Alternative: Mares Abyss, mail order from Italy for a good price. Same difference in cost. Either will work very well. Apeks seem to tolerate service denial better (in my club there is a diver who has a 1500 dive / 4 year old Apeks ATX100 that has never seen service
), My Mares regs tend to throw high-pressure valve seats every three years or so, if I don't service them (hence actually servicing them).
Throw in a gauge for another 50, 70 if you like having a back-up depth gauge.
BCD:
Buy something that fits! Most makes are reasonably good, and you can always sell them on. Seaquest, Mares, Cressi, or AP-Valves (expensive) are the names to look for. There are generic and female-specific models. Couple of thoughts: Don't get a funky indeflator (Airtrim, i3, FCS or whatever they call them now) jacket, it's a solution looking for a problem, in my opinion. The regular inflator works just fine and is always in the same place if you have a jacket that fits and it is adjusted properly. Integrated weights are the way forward. As an alternative, consider a backplate/wing/DIR-Harness arrangement, like what the technical divers use. It grows with you, can be adjusted, and has few failure points, but requires thought on the surface. 400 should get you a high end deal.
Computer:
User exchangeable batteries. :blessing:
Wrist mounts are easier to keep an eye on, consoles get lost less.

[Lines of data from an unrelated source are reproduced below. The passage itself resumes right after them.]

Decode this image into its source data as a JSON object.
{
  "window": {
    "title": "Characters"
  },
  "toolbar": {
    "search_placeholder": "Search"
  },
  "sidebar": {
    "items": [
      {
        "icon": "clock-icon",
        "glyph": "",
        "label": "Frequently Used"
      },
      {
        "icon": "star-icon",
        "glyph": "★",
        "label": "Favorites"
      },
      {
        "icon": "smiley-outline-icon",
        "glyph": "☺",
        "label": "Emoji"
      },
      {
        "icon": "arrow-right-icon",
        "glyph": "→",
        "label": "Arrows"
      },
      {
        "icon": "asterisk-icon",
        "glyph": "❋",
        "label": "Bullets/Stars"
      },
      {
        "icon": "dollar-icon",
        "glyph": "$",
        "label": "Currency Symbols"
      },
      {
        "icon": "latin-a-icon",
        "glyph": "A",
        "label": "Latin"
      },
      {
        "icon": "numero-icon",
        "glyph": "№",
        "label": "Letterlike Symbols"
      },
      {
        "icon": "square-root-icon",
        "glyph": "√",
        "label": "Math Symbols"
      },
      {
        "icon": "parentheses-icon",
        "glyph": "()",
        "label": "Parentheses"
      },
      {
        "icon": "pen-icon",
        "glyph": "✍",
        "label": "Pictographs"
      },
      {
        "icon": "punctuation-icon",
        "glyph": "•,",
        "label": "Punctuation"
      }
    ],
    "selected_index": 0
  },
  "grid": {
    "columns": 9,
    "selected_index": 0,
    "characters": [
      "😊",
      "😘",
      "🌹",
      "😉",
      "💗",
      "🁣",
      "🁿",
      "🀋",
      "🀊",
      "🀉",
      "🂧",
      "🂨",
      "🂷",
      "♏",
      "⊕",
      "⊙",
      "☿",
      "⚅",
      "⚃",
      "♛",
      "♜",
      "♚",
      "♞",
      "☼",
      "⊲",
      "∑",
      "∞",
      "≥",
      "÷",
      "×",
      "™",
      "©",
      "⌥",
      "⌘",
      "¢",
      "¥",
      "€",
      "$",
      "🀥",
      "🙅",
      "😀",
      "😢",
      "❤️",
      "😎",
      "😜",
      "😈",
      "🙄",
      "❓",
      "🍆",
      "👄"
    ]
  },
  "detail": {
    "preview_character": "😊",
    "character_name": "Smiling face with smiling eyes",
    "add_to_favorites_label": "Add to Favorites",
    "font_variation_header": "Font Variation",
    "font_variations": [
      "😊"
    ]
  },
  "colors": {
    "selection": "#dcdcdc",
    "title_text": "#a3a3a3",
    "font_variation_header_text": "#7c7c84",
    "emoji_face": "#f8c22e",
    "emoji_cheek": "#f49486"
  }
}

Most people I dive with like Suuntos. I have never lost my Gekko. The battery has lasted for 5 years so far.
Consider either the €180 Gekko (luminescent) or the €220 Vyper (backlit), worry about other features later.
Lamp:
You will want a diving torch sooner or later. The German-made Schulz FWT GS35 LED or GS 45 LED are both good lamps, depending if you prefer the classic torch style, or the regular diving-lamp handle. About €100-€150. Alternatives are the pistol-grip Princeton Tec Lamps for similar money. Halcyon / TillyTec / Greenforce/ Salvo umbilical lamps are nice, but not needed right away and quite expensive - you need something to look forward to for next Christmas!
Tank:
Skip if you are doing tank+weight dives with a commercial centre. Otherwise buy a steel 12L (or 15L if you can carry it) tank rated to 232bar with a double aqualung din V-valve. If second hand, then get it inspected right away by someone who knows what they are doing! Some newly tested tanks I've seen were never dried properly, and were effectively scrap 5 months later. You need to take a bit more care with steel in salt water, but the better diving it gives you is worth it. About €200 tops if you shop around and haggle.
This should bring you to about 1400 quid, giving you enough to buy a couple of spring straps (€18 from dirtydivers.nl), an SMB, a knife (Wenkoa Squeeze-Lock Titanium FTW!) and other sundry small parts (weights, O-ring-kit, diving, diver's multitool, bags, diving, boxes, more diving, an adjustable spanner and more diving)
Hope this helps you plan for spending loads of money...
Now add a dry suit (€700 Intruder or €1200 Santo), a second lamp (€600 for a proper halogen job, to better see the lovely red colours, or a proper €1500 Salvo), and a Rebreather (to not scare away the fish, €3000-€METRICARSELOAD), and you can probably plan for any spare change that you can accumulate within the next lifetime or two...
Before you spend money, research the price on the net, and ask here, you could save a lot of money and hassle. If you go hassle the LDS, 20% extra on top of the online price for them being there to support you is not unfair - they need to make money to stay in business.